Александр Архангельский
Бюро проверки
Алексей Ноговицын, аспирант философского факультета МГУ, почти закончивший диссертацию о любомудрах, возвращается в столицу из стройотряда в день начала московской олимпиады. Из далеких киргизских степей его до срока выдернула странная телеграмма, содержание которой он вынужден хранить в тайне от всех, даже от самых близких ему людей - мамы, научного руководителя и любимой девушки. На протяжении последующих девяти дней он будет раскручивать свою жизнь сразу в две стороны: одновременно вспоминать прошедшие годы и катиться навстречу пугающему будущему - совсем не такому, каким оно виделось всего-то парой недель раньше самому Алексею и его родным.
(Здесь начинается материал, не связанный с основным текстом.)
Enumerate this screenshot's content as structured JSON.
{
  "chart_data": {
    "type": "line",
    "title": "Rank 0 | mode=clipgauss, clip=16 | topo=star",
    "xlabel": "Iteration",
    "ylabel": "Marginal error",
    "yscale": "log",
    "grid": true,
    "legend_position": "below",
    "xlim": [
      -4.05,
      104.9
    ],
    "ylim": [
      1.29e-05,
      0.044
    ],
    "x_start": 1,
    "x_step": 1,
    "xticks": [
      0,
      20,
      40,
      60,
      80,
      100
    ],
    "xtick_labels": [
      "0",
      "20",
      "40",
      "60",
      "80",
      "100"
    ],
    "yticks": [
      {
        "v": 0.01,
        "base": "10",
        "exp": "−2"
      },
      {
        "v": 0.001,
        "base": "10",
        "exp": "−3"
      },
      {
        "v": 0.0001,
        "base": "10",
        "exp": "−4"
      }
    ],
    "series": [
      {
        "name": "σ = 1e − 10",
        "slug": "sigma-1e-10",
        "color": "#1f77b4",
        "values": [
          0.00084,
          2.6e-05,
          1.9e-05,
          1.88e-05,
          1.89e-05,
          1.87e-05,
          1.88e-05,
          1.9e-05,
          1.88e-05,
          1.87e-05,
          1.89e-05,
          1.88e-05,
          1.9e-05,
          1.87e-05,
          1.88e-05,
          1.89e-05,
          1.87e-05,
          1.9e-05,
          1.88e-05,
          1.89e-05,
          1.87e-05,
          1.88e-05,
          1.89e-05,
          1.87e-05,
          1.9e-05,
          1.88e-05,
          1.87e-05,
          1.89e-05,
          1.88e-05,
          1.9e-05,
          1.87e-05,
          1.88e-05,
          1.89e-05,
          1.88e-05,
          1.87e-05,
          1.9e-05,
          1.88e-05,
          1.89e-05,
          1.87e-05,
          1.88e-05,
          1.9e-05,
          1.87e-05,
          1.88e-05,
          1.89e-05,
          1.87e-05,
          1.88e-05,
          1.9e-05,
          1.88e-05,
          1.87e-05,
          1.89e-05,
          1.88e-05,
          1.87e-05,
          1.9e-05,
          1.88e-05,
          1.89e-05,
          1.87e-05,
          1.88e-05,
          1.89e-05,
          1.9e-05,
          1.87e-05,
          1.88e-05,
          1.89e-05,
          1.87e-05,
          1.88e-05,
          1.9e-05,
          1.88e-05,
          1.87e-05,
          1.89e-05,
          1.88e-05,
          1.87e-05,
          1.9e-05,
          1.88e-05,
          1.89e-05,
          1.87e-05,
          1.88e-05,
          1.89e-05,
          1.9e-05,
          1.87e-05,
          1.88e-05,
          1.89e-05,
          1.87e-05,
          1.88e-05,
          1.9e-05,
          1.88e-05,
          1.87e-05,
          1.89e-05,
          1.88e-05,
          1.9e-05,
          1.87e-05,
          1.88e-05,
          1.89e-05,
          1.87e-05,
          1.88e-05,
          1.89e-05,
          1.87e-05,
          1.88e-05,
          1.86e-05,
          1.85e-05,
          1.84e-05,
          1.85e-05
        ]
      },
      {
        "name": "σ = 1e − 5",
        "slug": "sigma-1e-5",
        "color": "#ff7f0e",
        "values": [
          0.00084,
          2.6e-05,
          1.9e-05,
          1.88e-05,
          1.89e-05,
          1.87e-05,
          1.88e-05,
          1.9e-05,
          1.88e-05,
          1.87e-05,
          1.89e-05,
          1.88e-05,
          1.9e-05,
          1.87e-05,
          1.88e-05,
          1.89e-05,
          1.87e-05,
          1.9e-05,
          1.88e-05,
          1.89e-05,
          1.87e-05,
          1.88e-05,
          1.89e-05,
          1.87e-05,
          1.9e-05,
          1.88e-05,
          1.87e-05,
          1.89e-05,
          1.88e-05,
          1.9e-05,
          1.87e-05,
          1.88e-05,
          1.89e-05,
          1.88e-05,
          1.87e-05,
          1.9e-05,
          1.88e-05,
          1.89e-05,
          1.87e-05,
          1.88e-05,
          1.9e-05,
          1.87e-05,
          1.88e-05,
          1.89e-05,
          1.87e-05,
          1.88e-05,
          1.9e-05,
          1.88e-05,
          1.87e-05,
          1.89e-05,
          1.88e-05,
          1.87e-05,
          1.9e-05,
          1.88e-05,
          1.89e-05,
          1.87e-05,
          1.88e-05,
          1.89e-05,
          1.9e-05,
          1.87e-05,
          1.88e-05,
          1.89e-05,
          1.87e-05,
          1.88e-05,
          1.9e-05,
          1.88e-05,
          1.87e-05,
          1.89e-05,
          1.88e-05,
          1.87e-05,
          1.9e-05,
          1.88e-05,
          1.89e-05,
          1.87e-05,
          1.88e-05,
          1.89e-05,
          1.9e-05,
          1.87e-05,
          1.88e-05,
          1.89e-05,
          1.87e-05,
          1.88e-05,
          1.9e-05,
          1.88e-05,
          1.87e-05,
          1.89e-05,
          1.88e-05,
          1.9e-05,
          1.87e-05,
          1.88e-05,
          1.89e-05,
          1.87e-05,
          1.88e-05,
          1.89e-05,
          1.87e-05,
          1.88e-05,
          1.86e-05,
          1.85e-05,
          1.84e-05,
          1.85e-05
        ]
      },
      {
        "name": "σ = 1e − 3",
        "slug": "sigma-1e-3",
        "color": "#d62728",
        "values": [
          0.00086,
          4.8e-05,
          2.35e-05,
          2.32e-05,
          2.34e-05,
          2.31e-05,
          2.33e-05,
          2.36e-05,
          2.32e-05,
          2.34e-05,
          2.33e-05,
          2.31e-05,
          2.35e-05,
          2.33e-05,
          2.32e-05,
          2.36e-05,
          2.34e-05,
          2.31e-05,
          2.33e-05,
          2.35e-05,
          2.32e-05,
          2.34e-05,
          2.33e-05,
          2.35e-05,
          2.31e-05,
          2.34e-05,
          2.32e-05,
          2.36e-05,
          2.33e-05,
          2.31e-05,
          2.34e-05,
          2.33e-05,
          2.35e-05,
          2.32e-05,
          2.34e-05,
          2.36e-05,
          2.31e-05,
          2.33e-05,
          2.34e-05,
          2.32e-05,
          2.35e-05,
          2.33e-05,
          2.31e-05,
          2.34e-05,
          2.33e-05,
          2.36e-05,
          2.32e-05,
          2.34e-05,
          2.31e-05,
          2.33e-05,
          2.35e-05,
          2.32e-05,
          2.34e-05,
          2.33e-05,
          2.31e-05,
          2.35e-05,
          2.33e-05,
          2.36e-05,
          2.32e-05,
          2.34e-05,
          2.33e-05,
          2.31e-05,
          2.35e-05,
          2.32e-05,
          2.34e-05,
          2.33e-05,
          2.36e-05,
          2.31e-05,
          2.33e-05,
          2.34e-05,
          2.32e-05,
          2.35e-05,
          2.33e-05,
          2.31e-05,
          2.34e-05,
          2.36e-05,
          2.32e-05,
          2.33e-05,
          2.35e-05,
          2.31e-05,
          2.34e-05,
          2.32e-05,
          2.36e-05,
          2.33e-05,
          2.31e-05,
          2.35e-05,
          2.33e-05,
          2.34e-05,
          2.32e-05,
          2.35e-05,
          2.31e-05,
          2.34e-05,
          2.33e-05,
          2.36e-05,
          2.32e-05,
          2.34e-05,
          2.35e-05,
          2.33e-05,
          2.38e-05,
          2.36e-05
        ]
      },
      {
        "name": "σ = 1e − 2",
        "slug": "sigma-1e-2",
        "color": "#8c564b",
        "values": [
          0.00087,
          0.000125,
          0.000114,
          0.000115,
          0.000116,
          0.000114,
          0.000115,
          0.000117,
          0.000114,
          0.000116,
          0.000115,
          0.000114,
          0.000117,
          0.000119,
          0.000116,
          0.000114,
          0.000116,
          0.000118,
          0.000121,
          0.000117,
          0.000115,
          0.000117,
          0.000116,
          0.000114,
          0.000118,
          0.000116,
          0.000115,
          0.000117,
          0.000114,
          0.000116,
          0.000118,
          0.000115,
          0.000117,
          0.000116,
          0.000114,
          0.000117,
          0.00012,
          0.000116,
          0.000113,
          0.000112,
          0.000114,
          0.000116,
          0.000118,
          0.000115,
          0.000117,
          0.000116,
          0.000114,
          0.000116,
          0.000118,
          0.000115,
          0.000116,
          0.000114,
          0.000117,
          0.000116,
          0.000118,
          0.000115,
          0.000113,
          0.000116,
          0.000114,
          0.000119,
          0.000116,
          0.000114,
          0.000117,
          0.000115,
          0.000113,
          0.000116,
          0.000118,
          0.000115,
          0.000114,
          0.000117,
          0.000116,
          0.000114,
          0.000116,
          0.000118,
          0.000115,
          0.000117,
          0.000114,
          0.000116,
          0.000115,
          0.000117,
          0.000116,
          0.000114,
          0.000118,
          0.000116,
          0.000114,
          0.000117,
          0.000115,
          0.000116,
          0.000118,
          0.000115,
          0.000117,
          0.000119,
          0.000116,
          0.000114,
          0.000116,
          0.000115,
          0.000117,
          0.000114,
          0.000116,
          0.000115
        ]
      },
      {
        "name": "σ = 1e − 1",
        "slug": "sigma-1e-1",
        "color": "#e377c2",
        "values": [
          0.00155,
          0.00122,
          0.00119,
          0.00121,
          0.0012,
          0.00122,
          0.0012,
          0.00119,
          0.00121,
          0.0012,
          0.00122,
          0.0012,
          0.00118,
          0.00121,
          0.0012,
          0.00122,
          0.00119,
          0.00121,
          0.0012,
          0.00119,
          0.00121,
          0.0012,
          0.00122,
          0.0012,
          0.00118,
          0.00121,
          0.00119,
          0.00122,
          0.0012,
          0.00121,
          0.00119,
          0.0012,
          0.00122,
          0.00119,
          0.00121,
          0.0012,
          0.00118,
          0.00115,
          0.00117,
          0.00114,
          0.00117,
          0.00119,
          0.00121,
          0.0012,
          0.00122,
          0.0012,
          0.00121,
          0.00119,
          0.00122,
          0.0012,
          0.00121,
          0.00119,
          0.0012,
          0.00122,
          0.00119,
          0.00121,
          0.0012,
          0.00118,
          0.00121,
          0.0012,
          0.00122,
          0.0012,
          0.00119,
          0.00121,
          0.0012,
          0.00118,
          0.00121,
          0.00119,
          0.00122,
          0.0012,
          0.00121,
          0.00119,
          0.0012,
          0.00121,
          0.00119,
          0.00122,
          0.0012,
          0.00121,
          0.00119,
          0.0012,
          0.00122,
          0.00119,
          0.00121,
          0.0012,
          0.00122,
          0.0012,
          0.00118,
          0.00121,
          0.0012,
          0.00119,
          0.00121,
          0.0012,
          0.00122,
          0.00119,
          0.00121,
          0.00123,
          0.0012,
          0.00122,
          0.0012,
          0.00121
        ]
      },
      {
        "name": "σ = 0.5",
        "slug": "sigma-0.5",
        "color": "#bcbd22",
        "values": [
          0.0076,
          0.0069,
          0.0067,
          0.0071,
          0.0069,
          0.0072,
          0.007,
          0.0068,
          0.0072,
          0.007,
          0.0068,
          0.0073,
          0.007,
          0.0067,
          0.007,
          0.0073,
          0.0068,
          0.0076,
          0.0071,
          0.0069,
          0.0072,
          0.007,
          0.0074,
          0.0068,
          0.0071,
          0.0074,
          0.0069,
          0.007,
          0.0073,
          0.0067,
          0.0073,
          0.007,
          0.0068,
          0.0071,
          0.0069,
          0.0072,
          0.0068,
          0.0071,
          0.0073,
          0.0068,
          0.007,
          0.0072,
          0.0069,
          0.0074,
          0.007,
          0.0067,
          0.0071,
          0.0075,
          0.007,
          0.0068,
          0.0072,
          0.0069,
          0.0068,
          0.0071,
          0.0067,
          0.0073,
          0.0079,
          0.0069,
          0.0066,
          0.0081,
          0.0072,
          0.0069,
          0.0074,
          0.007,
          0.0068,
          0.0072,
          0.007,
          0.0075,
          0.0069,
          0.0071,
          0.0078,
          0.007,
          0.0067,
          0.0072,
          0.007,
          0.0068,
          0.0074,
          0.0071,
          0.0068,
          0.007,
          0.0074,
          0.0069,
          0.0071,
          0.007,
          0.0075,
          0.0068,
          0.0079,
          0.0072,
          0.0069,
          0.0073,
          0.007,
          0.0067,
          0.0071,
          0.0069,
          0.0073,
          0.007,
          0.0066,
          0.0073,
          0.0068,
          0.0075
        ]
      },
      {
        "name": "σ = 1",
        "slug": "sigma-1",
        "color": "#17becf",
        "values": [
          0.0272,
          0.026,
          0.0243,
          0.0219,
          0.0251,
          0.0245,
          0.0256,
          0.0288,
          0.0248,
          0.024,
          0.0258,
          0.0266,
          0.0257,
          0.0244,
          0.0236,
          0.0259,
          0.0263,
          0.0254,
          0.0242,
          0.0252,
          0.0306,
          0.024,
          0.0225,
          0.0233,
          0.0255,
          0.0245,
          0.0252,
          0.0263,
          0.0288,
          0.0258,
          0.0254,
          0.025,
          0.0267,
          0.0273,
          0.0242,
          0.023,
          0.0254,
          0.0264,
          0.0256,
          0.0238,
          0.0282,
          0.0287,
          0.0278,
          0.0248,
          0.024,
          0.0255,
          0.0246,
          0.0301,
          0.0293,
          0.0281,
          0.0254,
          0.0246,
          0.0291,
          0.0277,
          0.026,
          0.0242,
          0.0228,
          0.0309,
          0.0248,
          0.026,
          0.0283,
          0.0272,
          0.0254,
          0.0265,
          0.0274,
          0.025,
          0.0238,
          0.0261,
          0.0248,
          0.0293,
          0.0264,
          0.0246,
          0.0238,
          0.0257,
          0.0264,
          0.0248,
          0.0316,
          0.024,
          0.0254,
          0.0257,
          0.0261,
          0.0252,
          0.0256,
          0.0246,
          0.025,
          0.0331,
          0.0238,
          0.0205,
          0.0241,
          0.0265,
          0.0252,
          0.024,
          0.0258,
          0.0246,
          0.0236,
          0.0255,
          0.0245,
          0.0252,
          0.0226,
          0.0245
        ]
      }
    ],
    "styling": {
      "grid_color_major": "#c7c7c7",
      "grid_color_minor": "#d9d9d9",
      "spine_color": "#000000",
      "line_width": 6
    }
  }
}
Довольно быстро читатель узнаёт, что Ноговицын - новообращенный христианин: в кладовке у него обустроена небольшая молельня, он ревностно соблюдает посты и обряды, а в отношениях с возлюбленной уже два года хранит мучительную для обоих «чистоту». Однако в церкви Алексею душно: прозаичные попы, вечно всем недовольные бабки, суеверия, духовная тщета... Ноговицыну кажется, что из одной тягостной несвободы - советской - он попал в другую, не менее гнетущую и сковывающую движения его крылатой души. Единственной отдушиной становится переписка с загадочным и утонченным отцом Артемием, иеромонахом, живущим где-то в подмосковной глуши и дистанционно окормляющим столичных воцерковленных умников. Именно по его призыву Ноговицын сейчас и примчался в Москву - то ли для мистической жертвы, то ли для великого подвига веры...
В принципе, роман Александра Архангельского можно с некоторой натяжкой назвать детективом: в нем есть стартовая загадка (собственно телеграмма) и некоторая - в меру динамичная - последовательность событий, приводящих в конце концов к разгадке. Однако эта формальная сюжетная канва производит впечатление искусственного костыля, призванного механическим образом скрепить пространные, любовные зарисовки советского быта и нравов. Архангельский знает: чтобы быть прочитанным широкой аудиторией, роман должен содержать в себе некоторую по возможности захватывающую историю, и неплохо (хотя и небезупречно - при детальном рассмотрении в «Бюро проверки» обнаруживаются нестыковки как структурные, так и психологические) отрабатывает этот пункт программы. Однако на самом деле писать о чайном грибе на окошке, об опустевшей по случаю олимпиады Москве, о бочках с квасом на перекрестках, о клеенке, о дефиците, о куртках из магазина «Польская мода», о концерте группы «Машина времени», о разноцветных собраниях классиков за стеклом и тому подобных приметах времени Архангельскому несравненно интереснее, чем объяснять, что же все-таки случилось с Алексеем Ноговицыным жарким летом 1980 года, в промежуток между началом Московской олимпиады и смертью Владимира Высоцкого. Как результат, читатель оказывается погружен в теплый, материальный, подробно обустроенный и великолепно прописанный мир, действие в котором движется непредсказуемыми скачками: то на двести страниц зависает на месте, то внезапно переходит в галоп, экспресс-методом отрабатывая положенную норму экшна, то вновь притормаживает у какой-нибудь особо соблазнительной витрины или книжной полки.
В принципе, эта потребность в музеефикации СССР, в бережном - то ли влюбленном, то ли гадливом - сохранении его символов, не нова: достаточно вспомнить хотя бы «Город Брежнев» Шамиля Идиатуллина, написанный ровно с той же интенцией и страдающий теми же недостатками. Чем дальше, тем больше отечественный литературный мейнстрим в лучших своих проявлениях напоминает «парк советского периода» с любовно проложенными экскурсионными маршрутами. Одно безвременье (сегодняшнее), до ломоты в глазах вглядывающееся в зеркало другого безвременья (советского), -примерно так выглядит отечественная проза сегодня. Жутковатое зрелище, если вдуматься, и очень симптоматичное.